The ability of personal brands to drive trust and action has given them so much influence that corporate brands and platforms are investing massive sums to harness their power, as evident in Spotify’s recent headline-grabbing deal with The Joe Rogan Experience podcast. By May, the podcast had a staggering 190 million monthly downloads all thanks to Rogan’s personal brand.
As today’s king of content, Rogan exemplifies the shift that society has taken from influence driven by networks and corporations to individuals and platforms. Earlier this year, his “lukewarm” endorsement of Bernie Sanders gave the campaign a surge of awareness and incited a polarizing discussion around the ability for an individual personality to affect political outcomes. In reality, Rogan hadn’t yet determined who he was voting for, but one comment from his personal brand was influential enough to get millions entrenched on either side of the conversation.

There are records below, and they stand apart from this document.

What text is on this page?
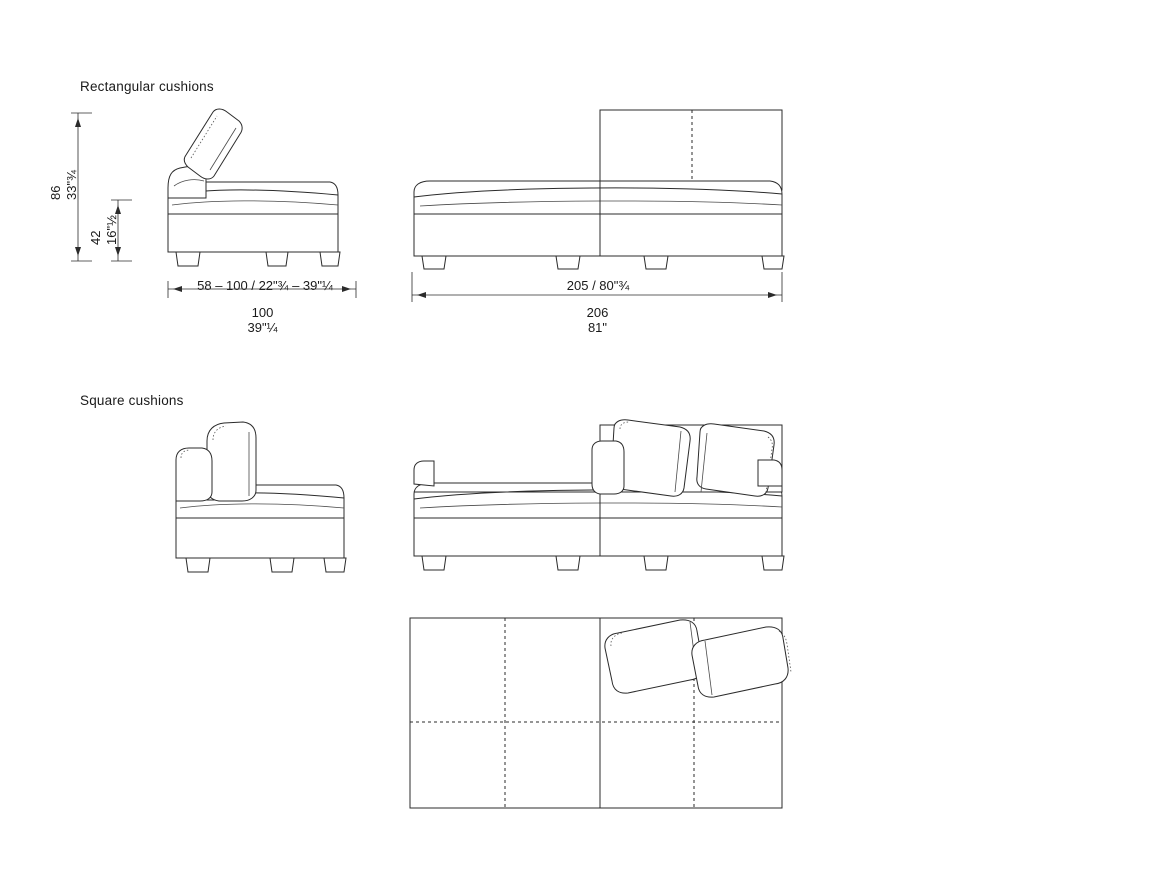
Rectangular cushions
Square cushions
86 33"¾
42 16"½
58 – 100 / 22"¾ – 39"¼
100
39"¼
205 / 80"¾
206
81"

This kind of power is unique, but it’s also incredibly vulnerable today.
More power, more problems
This vulnerability is illuminated with the Trump administration’s recent threats of a ban on TikTok downloads, adding to the uncertainty around the future of the massively popular platform frequented by some of today’s biggest social media influencers. And while it may have dodged a ban this time around, what happens next to TikTok is anyone’s guess. After all, we have seen platforms that play host to millions of influential content creators and personal brands disappear before.
When Vine—which at its peak had over 200 million active users—disappeared in 2017, the platform’s top influencers were left having to convince their audiences to follow them to other platforms, resulting in millions of dollars in lost revenue for top earners. No matter how big a personal brand becomes, there’s always a risk in relying on third-party platforms.

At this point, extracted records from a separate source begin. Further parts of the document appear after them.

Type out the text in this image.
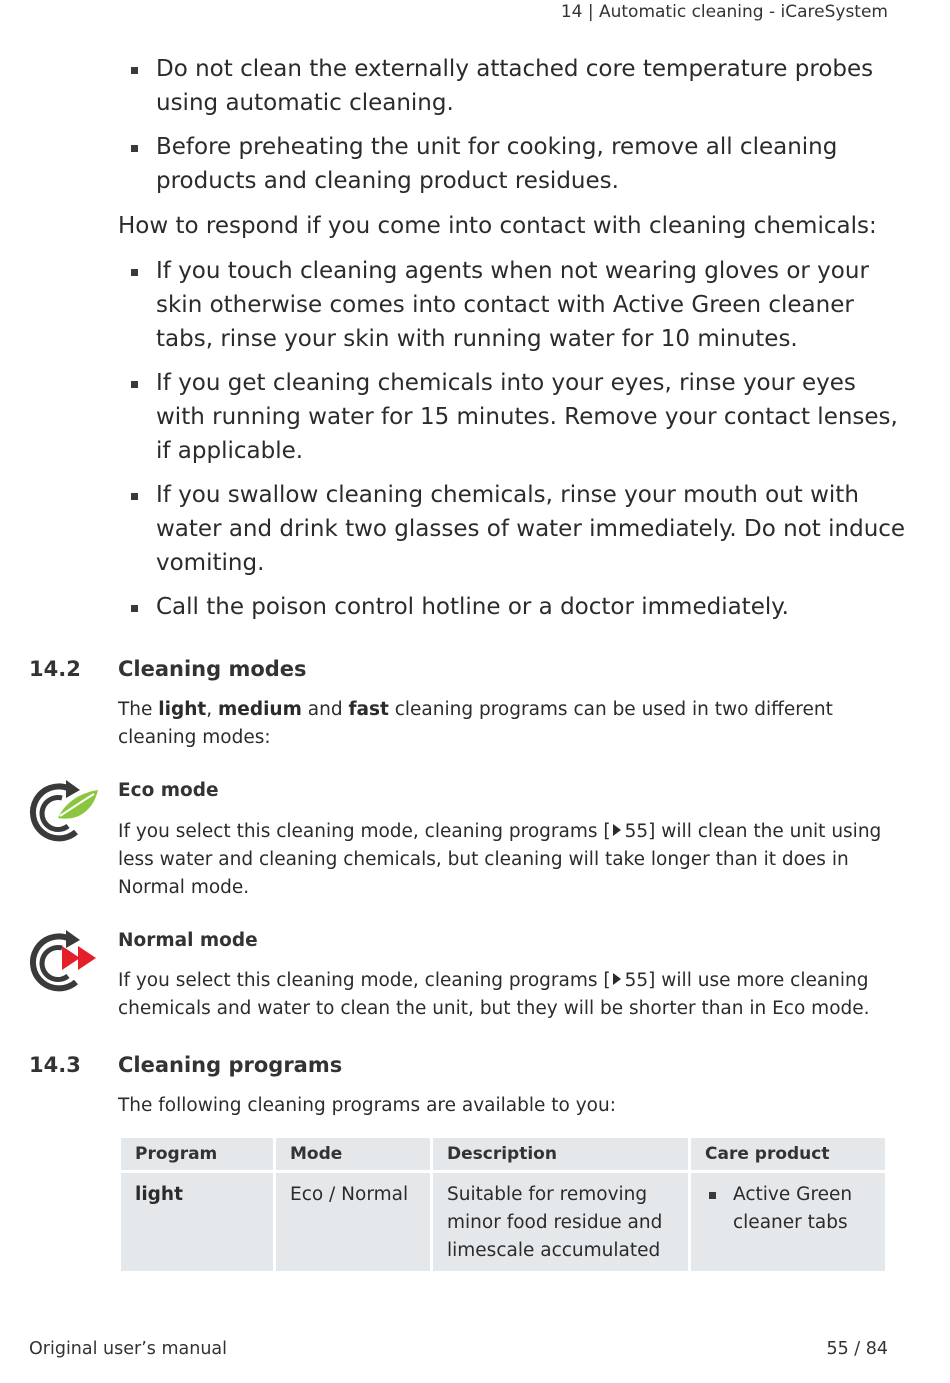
14 | Automatic cleaning - iCareSystem
Do not clean the externally attached core temperature probes using automatic cleaning.
Before preheating the unit for cooking, remove all cleaning products and cleaning product residues.
How to respond if you come into contact with cleaning chemicals:
If you touch cleaning agents when not wearing gloves or your skin otherwise comes into contact with Active Green cleaner tabs, rinse your skin with running water for 10 minutes.
If you get cleaning chemicals into your eyes, rinse your eyes with running water for 15 minutes. Remove your contact lenses, if applicable.
If you swallow cleaning chemicals, rinse your mouth out with water and drink two glasses of water immediately. Do not induce vomiting.
Call the poison control hotline or a doctor immediately.
14.2 Cleaning modes
The light, medium and fast cleaning programs can be used in two different cleaning modes:
Eco mode
If you select this cleaning mode, cleaning programs [ 55] will clean the unit using less water and cleaning chemicals, but cleaning will take longer than it does in Normal mode.
Normal mode
If you select this cleaning mode, cleaning programs [ 55] will use more cleaning chemicals and water to clean the unit, but they will be shorter than in Eco mode.
14.3 Cleaning programs
The following cleaning programs are available to you:
Program	Mode	Description	Care product
light	Eco / Normal	Suitable for removing minor food residue and limescale accumulated	Active Green cleaner tabs
Original user’s manual	55 / 84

When you are effectively renting real estate on third-party platforms, there’s the potential for eviction.
Take PewDiePie for instance. One of the highest earning YouTube stars, and the first individual to ever reach 100 million subscribers, PewDiePie has faced backlash over the last few years for his tendency to post polarizing content. Many have even called for PewDiePie to be pulled from YouTube altogether, and one Change.org petition currently has over 100,000 in support of the move. PewDiePie remains one of YouTube’s biggest influencers today, but for a time it looked like his empire was moments away from crumbling.
Internet celebrities aren’t the only ones who can find themselves in the crosshairs of the public or the platforms they build their audiences on. Twitter has made headlines recently for labeling several tweets from President Trump as “misleading.” It’s unlikely that Twitter or any of the major platforms would remove Trump and displace his tens of millions of followers, but they clearly have control over the content that appears on their platform. Even when it comes from arguably the world’s biggest personal brand.
TikToking on borrowed time
Personal brands are uniquely popular because they aren’t muddled by corporate agendas or at the whim of public opinion. But that freedom is often conflated with ownership. When you are effectively renting real estate on third-party platforms, there’s the potential for eviction. So how do personal brands take back control? A quick Google search will result in many best practices, with the most highly recommended strategies including SEO tactics and spreading your content equitably across multiple platforms. However, the most important step to take is the simplest of them all: owning your digital real estate.